I bring that up only to suggest that, as my parents never failed to note, people "meant to be together" find a way to be together despite distance, and war, and other aspects of everyday modern life.
E-mail is a blessing, though. I far prefer it to telephone conversation. It seems in some ways you can better get subtlety in written words than even in spoken words when you can't see the speaker. In my parents time, people wrote actual "snail-mail" letters, which took forever to arrive, and wound up cut-up by censors. But taking the time out of a normally busy day to sit down and write out your thoughts, and hopes, and experiences, and feelings to people you care about - while not necessarily effective in maintaining close bonds - will at least give you an outlet.
And there is nothing better than being able to share such things with people you care about, and nothing more appreciated, either.
My parents, by the way, were married more than 50 years, the roughest patch apparently being when my father returned from service depressed, tired, and angry. My mother promptly enrolled both of them in college - a logical place, courtesy of the GI Bill, for people wanting to "get on with their lives."
The experience of going to college together helped pull them closer, I think. Then again, they chose the same field and wound up splitting it down the middle based on their individual interests.
Just a thought for your future, regardless of the relationship you're talking about.

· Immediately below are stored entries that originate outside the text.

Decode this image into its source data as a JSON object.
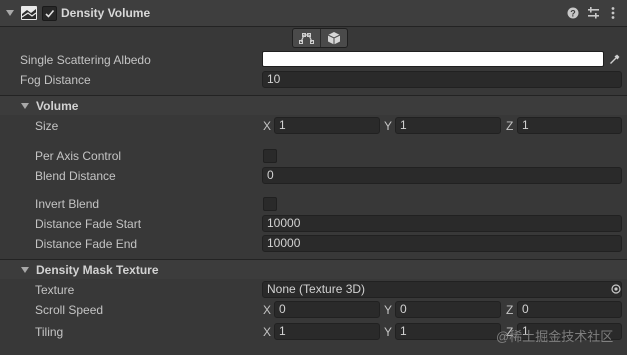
{
  "header": {
    "title": "Density Volume",
    "enabled": true
  },
  "fields": {
    "single_scattering_albedo": {
      "label": "Single Scattering Albedo",
      "color": "#FFFFFF"
    },
    "fog_distance": {
      "label": "Fog Distance",
      "value": "10"
    }
  },
  "volume": {
    "title": "Volume",
    "size": {
      "label": "Size",
      "x_label": "X",
      "x": "1",
      "y_label": "Y",
      "y": "1",
      "z_label": "Z",
      "z": "1"
    },
    "per_axis_control": {
      "label": "Per Axis Control",
      "checked": false
    },
    "blend_distance": {
      "label": "Blend Distance",
      "value": "0"
    },
    "invert_blend": {
      "label": "Invert Blend",
      "checked": false
    },
    "distance_fade_start": {
      "label": "Distance Fade Start",
      "value": "10000"
    },
    "distance_fade_end": {
      "label": "Distance Fade End",
      "value": "10000"
    }
  },
  "density_mask": {
    "title": "Density Mask Texture",
    "texture": {
      "label": "Texture",
      "value": "None (Texture 3D)"
    },
    "scroll_speed": {
      "label": "Scroll Speed",
      "x_label": "X",
      "x": "0",
      "y_label": "Y",
      "y": "0",
      "z_label": "Z",
      "z": "0"
    },
    "tiling": {
      "label": "Tiling",
      "x_label": "X",
      "x": "1",
      "y_label": "Y",
      "y": "1",
      "z_label": "Z",
      "z": "1"
    }
  },
  "watermark": "@稀土掘金技术社区",
  "icons": {
    "header": [
      "fold-arrow-icon",
      "density-volume-icon",
      "checkmark-icon",
      "help-icon",
      "preset-icon",
      "kebab-menu-icon"
    ],
    "toolbar": [
      "edit-bounds-icon",
      "box-gizmo-icon"
    ],
    "fields": [
      "eyedropper-icon",
      "object-picker-icon"
    ]
  },
  "colors": {
    "background": "#383838",
    "field": "#2A2A2A",
    "text": "#C4C4C4"
  }
}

Oh, and lastly, if the place you have to be away to is new to you, or the way you encouter it (through work, through travel, through living there) at all fresh, now's the time anyway to write down your impressions, as they'll never be as sharp and accurate as they are now. If you were writing to me, I'd want to know: where do you stay and what's near? What happens when you wake up? Do you have to go out for breakfast? What is it and where and how do you do that? Even things as "mundane" as how laundry gets done - or what happens to it - can be interesting to people "stuck here" while "you're there."